May 30, 2023

Supplement V: Carcosa

For the unaware, Carcosa features magic rituals requiring sexual violence, sometimes against children. This is discussed below in the abstract. A version was created with these egregious aspects removed, although I’ve not read it myself.

I have often said in conversation that Supplement V: Carcosa (McKinney, 2008) is one of the most personally inspirational RPG works I’ve ever read. Known for its controversial takes on magic, adult content and (unfortunate) re-release under LotFP, much of what makes it so utterly compelling and strange are often ignored. This is my small effort to address that.

The imaginative scope of Carcosa is huge. Despite pulling so heavily upon the Cthulhu Mythos, the result feels utterly removed from the centre of gaming, dominated by elves and elves-with-a-twist. Furthermore, this scope is more than ad-copy, or a gesture towards a larger idea never quite demonstrated - it is executed upon, creating something directly useful in-play. You don’t need to run through a set of generators to build out the world - that work has been done for you.

Yet there is still work to be done - the hard and interesting work of interpretation and integration. Many of the hex-entries are minimal to the point of listing only a creature and how many of them are present. The prospective referee (or reader) must consider what an encounter with 389 Jungle Ants looks like. There is little thought or concern towards encounter design - by and large there is none. Instead, the facts of the world are presented, rendered in the most prosaic way possible, a flat register for a world so hostile, so alien to humanity - founded upon predation and blasphemous ritual.

These rituals - must discussed for their foul nature - directly tie the magic of the setting to the actual geography and inhabitants of Carcosa. That so many feature sexual violence, sometimes against children, is not only an aesthetic choice (of dubious value) but a statement as to what power means in such a world. Humanity, let alone human decency, must be discarded to wield the terrible powers of the alien gods sharing this living hell with you. I’ve seen defences of these rituals as just for the bad guys” - I do not think this is the case as such. Presenting the path to power and leaving it up to the player to take those steps is far more interesting. It is worth noting that none of the rituals (on my reading) to defeat, banish or ward off the terrible creatures require such actions - only those who would summon and command the creatures need leave humanity behind like this. Beyond this element, many of the rituals require the gathering of reagents from specific hexes in the campaign world, and may only by learnt by strange actions taken in forgotten fanes and grottos beneath the watch of statues depicting inhuman deities.

The lack of editorialising gives Carcosa strength and dangerous ambiguity. In a space where known shitheads lurk and peddle their works, detailing such awful material raises hackles - justifiably. For those willing and able to take this work and think-with and through it, it has much to teach. This is no mark against those for whom the topics are intolerable - we all have our own tolerances.
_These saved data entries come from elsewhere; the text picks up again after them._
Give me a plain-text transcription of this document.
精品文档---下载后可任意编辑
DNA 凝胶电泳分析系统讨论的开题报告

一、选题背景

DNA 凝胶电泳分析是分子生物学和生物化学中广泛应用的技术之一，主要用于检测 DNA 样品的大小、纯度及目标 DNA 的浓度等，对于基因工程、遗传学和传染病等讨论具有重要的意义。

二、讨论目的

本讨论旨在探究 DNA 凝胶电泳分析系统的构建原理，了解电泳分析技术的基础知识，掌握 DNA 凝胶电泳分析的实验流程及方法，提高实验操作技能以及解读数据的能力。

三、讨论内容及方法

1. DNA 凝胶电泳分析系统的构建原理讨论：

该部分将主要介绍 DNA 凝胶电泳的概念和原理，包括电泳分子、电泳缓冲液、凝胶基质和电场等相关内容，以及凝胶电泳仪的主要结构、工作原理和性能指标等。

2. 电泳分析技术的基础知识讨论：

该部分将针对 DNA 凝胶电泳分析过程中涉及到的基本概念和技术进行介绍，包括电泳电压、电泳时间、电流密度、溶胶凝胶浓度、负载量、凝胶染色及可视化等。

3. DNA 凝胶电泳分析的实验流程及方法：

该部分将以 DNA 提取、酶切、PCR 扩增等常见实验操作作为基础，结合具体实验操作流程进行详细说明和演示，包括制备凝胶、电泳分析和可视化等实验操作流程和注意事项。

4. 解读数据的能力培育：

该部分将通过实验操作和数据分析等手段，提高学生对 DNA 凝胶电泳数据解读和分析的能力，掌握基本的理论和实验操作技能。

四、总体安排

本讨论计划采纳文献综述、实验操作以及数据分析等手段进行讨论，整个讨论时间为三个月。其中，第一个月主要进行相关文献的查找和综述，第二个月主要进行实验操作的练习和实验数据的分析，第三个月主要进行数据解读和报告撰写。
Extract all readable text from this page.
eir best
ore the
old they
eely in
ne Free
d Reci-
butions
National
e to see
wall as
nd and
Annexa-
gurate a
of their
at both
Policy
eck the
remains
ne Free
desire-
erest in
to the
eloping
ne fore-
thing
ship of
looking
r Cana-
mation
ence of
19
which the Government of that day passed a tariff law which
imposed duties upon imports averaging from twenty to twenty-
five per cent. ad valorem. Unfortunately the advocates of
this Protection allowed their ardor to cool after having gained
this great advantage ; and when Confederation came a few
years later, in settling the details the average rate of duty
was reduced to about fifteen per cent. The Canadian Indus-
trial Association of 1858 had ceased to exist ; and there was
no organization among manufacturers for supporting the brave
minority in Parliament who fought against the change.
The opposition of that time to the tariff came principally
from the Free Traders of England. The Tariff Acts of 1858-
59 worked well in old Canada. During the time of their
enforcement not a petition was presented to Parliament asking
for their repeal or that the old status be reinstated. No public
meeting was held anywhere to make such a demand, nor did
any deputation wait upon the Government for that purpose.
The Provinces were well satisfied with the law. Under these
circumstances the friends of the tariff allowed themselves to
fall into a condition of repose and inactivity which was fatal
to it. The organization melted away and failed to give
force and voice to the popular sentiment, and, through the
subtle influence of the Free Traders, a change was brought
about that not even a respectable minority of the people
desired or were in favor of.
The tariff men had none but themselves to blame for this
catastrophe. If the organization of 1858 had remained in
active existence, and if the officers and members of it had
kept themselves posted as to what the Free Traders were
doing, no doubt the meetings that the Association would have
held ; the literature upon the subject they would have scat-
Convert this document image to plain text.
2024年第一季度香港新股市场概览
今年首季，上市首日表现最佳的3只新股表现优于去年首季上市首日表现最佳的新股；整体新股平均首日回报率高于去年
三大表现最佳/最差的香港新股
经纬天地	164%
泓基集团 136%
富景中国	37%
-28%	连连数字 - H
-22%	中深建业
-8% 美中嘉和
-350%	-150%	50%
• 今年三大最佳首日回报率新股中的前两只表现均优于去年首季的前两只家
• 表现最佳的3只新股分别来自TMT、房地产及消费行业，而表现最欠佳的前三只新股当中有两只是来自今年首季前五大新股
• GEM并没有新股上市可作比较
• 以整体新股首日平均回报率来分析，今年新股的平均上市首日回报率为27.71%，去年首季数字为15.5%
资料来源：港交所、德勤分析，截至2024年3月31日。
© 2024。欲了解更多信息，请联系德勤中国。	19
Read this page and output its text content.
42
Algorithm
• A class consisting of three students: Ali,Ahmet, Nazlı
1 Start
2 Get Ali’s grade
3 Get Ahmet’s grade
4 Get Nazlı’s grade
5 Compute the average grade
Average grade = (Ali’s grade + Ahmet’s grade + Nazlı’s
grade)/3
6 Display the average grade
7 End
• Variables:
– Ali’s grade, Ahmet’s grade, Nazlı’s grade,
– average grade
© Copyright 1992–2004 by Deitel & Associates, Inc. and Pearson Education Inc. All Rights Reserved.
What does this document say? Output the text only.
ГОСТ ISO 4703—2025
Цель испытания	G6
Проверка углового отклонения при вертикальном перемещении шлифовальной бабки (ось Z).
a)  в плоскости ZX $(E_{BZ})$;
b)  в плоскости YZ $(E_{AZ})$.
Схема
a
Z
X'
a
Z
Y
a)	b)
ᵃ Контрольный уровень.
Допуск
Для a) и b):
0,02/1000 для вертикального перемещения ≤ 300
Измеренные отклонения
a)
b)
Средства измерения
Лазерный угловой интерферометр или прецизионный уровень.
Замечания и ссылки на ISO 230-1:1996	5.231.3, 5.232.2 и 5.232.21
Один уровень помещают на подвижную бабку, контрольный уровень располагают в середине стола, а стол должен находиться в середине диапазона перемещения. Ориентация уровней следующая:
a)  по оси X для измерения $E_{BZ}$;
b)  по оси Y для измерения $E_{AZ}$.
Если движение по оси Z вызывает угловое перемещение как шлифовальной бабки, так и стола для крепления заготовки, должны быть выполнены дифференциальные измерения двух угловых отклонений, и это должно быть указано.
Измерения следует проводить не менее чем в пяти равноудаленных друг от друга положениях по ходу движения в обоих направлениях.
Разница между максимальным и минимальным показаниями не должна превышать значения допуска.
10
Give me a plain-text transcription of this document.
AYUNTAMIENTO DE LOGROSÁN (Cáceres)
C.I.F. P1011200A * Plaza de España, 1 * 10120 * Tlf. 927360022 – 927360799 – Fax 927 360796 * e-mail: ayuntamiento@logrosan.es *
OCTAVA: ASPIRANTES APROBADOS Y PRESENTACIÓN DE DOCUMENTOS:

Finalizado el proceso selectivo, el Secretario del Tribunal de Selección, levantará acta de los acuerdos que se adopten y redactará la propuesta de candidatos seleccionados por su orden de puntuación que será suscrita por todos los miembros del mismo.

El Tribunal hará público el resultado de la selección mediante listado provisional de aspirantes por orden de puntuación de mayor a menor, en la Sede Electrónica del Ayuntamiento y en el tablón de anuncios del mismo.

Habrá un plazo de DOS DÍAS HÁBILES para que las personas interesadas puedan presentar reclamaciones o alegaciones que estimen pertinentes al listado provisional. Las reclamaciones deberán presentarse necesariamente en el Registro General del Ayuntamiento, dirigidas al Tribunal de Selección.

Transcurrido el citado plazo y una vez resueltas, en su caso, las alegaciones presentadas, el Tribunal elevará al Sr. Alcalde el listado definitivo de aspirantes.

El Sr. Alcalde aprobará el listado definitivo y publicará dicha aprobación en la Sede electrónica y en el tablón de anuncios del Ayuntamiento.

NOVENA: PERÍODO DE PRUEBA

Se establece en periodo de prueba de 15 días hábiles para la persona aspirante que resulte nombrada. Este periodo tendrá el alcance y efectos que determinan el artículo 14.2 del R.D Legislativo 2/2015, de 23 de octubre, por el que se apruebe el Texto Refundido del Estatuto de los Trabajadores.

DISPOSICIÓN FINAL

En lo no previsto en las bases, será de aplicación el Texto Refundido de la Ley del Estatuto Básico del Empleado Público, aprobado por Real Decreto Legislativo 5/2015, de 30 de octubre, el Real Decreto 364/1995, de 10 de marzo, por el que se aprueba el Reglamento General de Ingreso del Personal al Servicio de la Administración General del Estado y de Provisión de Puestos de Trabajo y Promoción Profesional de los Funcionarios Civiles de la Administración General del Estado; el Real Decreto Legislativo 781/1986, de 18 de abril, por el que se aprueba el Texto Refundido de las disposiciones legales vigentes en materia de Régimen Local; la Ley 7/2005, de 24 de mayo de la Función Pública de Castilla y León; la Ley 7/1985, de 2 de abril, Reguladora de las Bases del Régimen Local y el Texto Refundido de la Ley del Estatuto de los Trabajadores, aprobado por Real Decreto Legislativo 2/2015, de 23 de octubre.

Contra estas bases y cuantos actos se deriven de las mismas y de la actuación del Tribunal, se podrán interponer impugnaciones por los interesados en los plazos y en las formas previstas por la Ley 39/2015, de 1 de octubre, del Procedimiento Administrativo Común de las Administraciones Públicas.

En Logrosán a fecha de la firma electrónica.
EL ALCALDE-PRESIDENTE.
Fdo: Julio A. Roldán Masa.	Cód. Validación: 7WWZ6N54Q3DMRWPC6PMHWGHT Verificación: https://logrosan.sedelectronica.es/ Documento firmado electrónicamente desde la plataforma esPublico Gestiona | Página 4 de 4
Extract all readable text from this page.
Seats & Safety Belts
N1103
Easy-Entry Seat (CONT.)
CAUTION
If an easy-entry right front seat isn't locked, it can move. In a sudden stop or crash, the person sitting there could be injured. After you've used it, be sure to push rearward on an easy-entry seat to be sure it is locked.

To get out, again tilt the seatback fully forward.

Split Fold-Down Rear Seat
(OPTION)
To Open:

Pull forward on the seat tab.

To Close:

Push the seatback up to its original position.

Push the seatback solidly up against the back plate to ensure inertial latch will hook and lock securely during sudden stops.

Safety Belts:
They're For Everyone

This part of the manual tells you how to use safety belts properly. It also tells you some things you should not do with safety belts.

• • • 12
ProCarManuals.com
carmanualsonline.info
This is why I keep coming back to Carcosa. It provides few answers, but gives ground to raise questions. It is a book for thinking-with, its incompleteness inspiring and demanding work from the reader, or Referee. Whether you think this is good or just my personal preference is up to you.

Question-raising is both a technique and a stance. Even if the answer” (according to the author) is contained within the work, by creating distance between them we invite the reader to develop their own answers. When (if) they discover our answer, they are then able to disagree, to synthesise the two, or reject both and find another, novel answer to the questions raised in the text. Questions beget questions. Examples of this can be seen in using generators to ask questions (e.g. Traveller planet generation) rather than provide answers (e.g. SWN planet generation). There is an intersection here too - encounter tables answer the question, what is here” but also raise the question why?”.